Are you interested in science?

I was a maths nerd in school. And I was keen to learn more for this album. I watched a lot of educational DVDs, including ones on string theory. Some scientists are now saying that the Big Bang didn't exist. I think it is refreshing that the twenty-first century already has different 'creation myths' from the twentieth century. One track on Biophilia, 'Cosmogony', is about creation myths. The first verse is from Native American culture; the second, Sanskrit scriptures; the third, Australian Aboriginal culture; and the fourth, Big Bang theory. In a way, they are all saying the same thing.

Did you discuss the project with scientists?

I spoke to Oliver Sacks and read his book Musicophilia, on music and the brain. It was an inspiration for this project — and its title. As English isn't my mother tongue, I thought biophilia meant 'empathy with nature'. Then somebody told me it means 'love of life', which isn't far off. Sacks's book opens with a man who got hit by lightning and started hearing music in his head. He quit his job, learned the piano and became a composer.
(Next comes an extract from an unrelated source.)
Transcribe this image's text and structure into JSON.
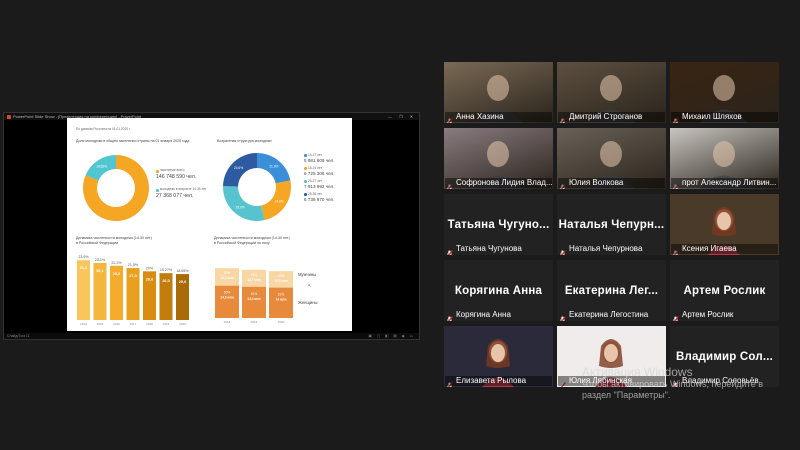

My favourite chapter is about the connection between Tourette's syndrome and jazz drumming.

What links science and music?

String theory is about strings that vibrate, which is essentially music. I've also read about the history of the music of the spheres, from Pythagoras to our time. Every hundred years or so, somebody tries to write the music of the spheres. It's always a different time or country, but it's always the same idea. Pythagoras was tapping into harmonics and how sound works, but that is similar to how atoms and the Solar System work. String theory is trying to unite the Solar System and the atoms. Like sound, you throw something out at the world and it comes back at you.